Blah. Dirty Harry's Peak isn't a favorite of anyone I know. In fact, several die-hard TNAB hikers turned down a Thursday night hike rather than return to the trail. However, hiking time for me is running short with Bob's impending arrival so I was at the trailhead a little early. (Amy and the girls were at NanaPapa's house.)
Just a month ago Lilly, Tokul, and I went to Dirty Harry's Balcony. It was chilly, but dry. This time it seemed it might be dry and warm enough to hike in just a t-shirt. As the group of 13 (uh-oh) headed up the trail I felt a couple of raindrops, but refused to accept it and continued on without a jacket. (Yes, I had plenty of gear in reserve.)
The hike to the Balcony was the same as last time. Boring, ankle-twisting, but quick. 45 minutes of quick walking and Mark, the TNAB leader, set a flag on the trail showing those following us which way to go.
It'd been almost six years since I'd been beyond the Balcony. In October of 2001 Dan and I had headed up in lousy weather to find there were no views. Surely, it wouldn't happen that way again, right?
At about 3,800 feet the snow was constant over the trail. Tokul had no problem on the slippery snow, but it was a little harder walking even than the rocky trail for the rest of us.
Soon the rain began in earnest and I stopped to put on my fleece. Waterproof, windproof and my constant hiking companion almost as long as Tokul... but suddenly the zipper was toast. Oh, the humanity!
Finally at the summit we (I) indulged in brownies and put on a rain jacket and pants. We had seen one of our usual group heading down (he had started early) and five of us were on the summit. Just like last time, there was nothing to look at other than a few cool trees partially hidden by the clouds.
After just a few minutes we started down. Walking down in the tracks we had used coming up was a little nasty. I opted to break new trail plunge stepping down the hill. About five minutes off the summit we ran into two other hikers. They chose to turn around so we continued down.

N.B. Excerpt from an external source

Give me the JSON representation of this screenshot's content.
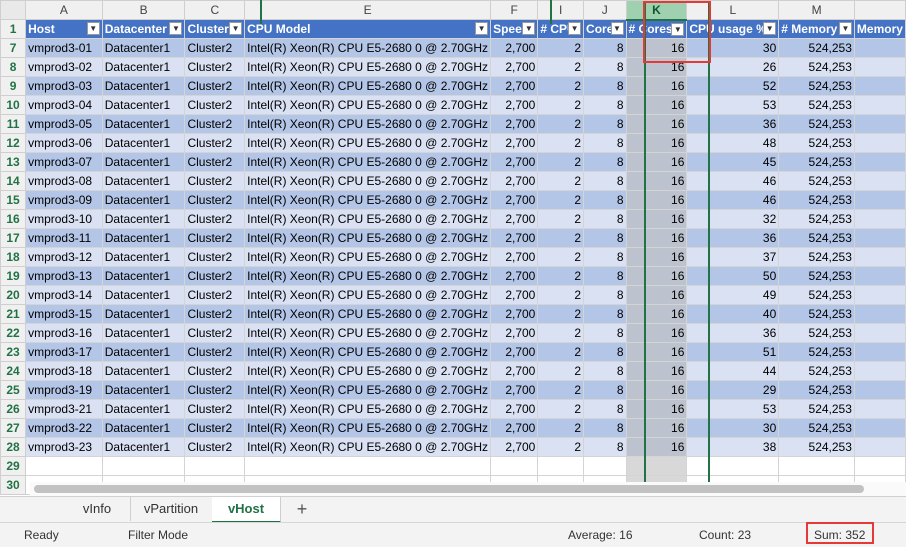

Shortly we had to put on headlamps, but hardly stopped to do it. We broke into a couple of different groups, but kept on making good time. As bad as it was going up, it was less fun going down. The rocks seemed more slippery and treacherous. Sooner than I expected it, Tokul disappeared and I saw lights indicating we'd run into someone. Don, the early hiker, and Yet were waiting on the paved road about a half a mile from the cars.
We hung out until the rest of the group arrived. After a quick count to make sure we had everyone off the mountain we rolled back to the cars and found two others there. They had gone to the Balcony and come back down, but had carpooled to the trailhead so they were stuck hanging out and were even locked out of their ride. Bummer.
In the end it had taken about two hours up and about an hour and a half down. The guidebooks indicate it's about 11 miles and 3,400 feet of gain, though that seems long to me.